DFDs show only some important exceptions or errors. These are shown in order to introduce some specific business requirements to deal with that. So for example, if the inventory has fallen below a certain level, this may be treated as exception which is associated with some business rule that some reordering has to be done because our inventory has fallen very low. So such exceptions would be shown. But otherwise routine type of errors are generally not shown in the data flow diagram. So for example, we will not show things like the airline number which is given by the customer is wrong, or the destination that he has given, no such city exists in our database. Now we assume that such errors will naturally be handled by our software but they are routine type of errors where data validity has to be done. These are not shown as a part of data flow diagram so that we concentrate on main functions and main processes rather than get distracted by routine type of exceptions.
Processes must be independent of each other. So again here we refer to our thumb rule that cohesion and coupling are the guidelines we always use for any decomposition. So when we define sub-processes we should ensure that the new sub-processes that we have created are cohesive in terms of what they do and there is minimum interdependence between them. In fact, the only way the processes or sub-processes interact with each other is through data. So work of a process should depend only on its inputs and not on the state of another process. So processes are independent in that sense and this is an important point we must observe when we are doing the refinement. Only needed data should be input to the process. Now this is again an obvious requirement that a process should receive inputs which it needs for producing the outputs which are the responsibility of that process.
As we do refinement we must also ensure consistency at different levels of refinement. Here is an example where on the top we show a data flow diagram in which process F1 has been defined as having input A and producing output B. Now this process F1 itself may be fairly complex and this process may be now decomposed into different sub-processes. Now this is a process one, so we are decomposing it into 1.1, 1.2, 1.3, and 1.4 as four sub-processes with this kind of relationships among them. So this decomposition here shows that a complex process such as F1 gets decomposed into four processes which have been now named as 1.1, 1.2 and so on to indicate that they are part of process one here.

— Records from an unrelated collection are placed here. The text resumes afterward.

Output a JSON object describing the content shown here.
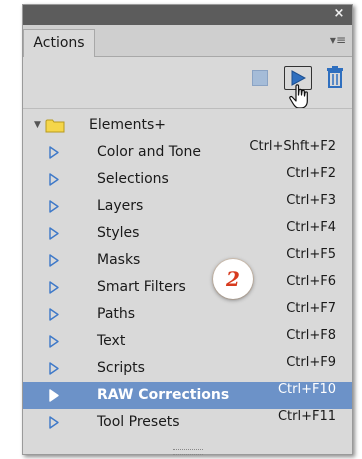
{
  "panel": {
    "close_glyph": "×",
    "tab_label": "Actions",
    "menu_glyph": "▾≡"
  },
  "toolbar": {
    "icons": [
      "stop-icon",
      "play-icon",
      "trash-icon",
      "hand-cursor-icon"
    ]
  },
  "colors": {
    "selected_row": "#6c92c8",
    "triangle": "#3d78c8",
    "folder": "#f5d64a",
    "badge_text": "#d73a1e"
  },
  "actions": {
    "folder": {
      "label": "Elements+",
      "expander": "▼"
    },
    "items": [
      {
        "label": "Color and Tone",
        "shortcut": "Ctrl+Shft+F2"
      },
      {
        "label": "Selections",
        "shortcut": "Ctrl+F2"
      },
      {
        "label": "Layers",
        "shortcut": "Ctrl+F3"
      },
      {
        "label": "Styles",
        "shortcut": "Ctrl+F4"
      },
      {
        "label": "Masks",
        "shortcut": "Ctrl+F5"
      },
      {
        "label": "Smart Filters",
        "shortcut": "Ctrl+F6"
      },
      {
        "label": "Paths",
        "shortcut": "Ctrl+F7"
      },
      {
        "label": "Text",
        "shortcut": "Ctrl+F8"
      },
      {
        "label": "Scripts",
        "shortcut": "Ctrl+F9"
      },
      {
        "label": "RAW Corrections",
        "shortcut": "Ctrl+F10",
        "selected": true
      },
      {
        "label": "Tool Presets",
        "shortcut": "Ctrl+F11"
      }
    ]
  },
  "annotation": {
    "badge_text": "2"
  }
}
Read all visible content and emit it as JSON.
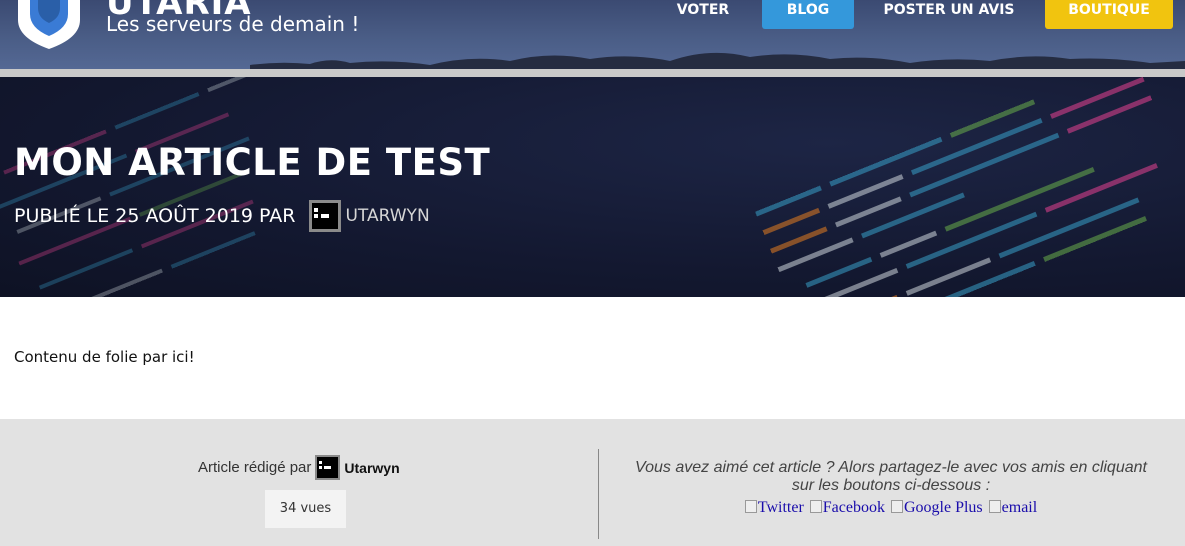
{
  "header": {
    "logo_title": "UTARIA",
    "logo_subtitle": "Les serveurs de demain !",
    "nav": {
      "voter": "VOTER",
      "blog": "BLOG",
      "poster": "POSTER UN AVIS",
      "boutique": "BOUTIQUE"
    }
  },
  "article": {
    "title": "MON ARTICLE DE TEST",
    "published": "PUBLIÉ LE 25 AOÛT 2019 PAR",
    "author": "UTARWYN",
    "content": "Contenu de folie par ici!"
  },
  "footer": {
    "written_by_label": "Article rédigé par",
    "author": "Utarwyn",
    "views": "34 vues",
    "share_text": "Vous avez aimé cet article ? Alors partagez-le avec vos amis en cliquant sur les boutons ci-dessous :",
    "share": {
      "twitter": "Twitter",
      "facebook": "Facebook",
      "google": "Google Plus",
      "email": "email"
    }
  },
  "colors": {
    "blog_button": "#3498db",
    "boutique_button": "#f1c40f",
    "hero_bg": "#131830",
    "footer_bg": "#e2e2e2",
    "link": "#1a0dab"
  }
}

And in this case, the consistency among the levels require that the inputs here should match with the inputs in this process. So inputs and outputs must match. On the other hand, new data stores may be shown. So for example, here in this level of data flow diagram, we did not show the data store but when we decompose F1, a new data store might surface because it needs to supply some history data or pass data to one of the processes. So important point in refinement is that there must be consistency among levels in terms of inputs and outputs on level 1 should be same as the inputs and outputs at level 2.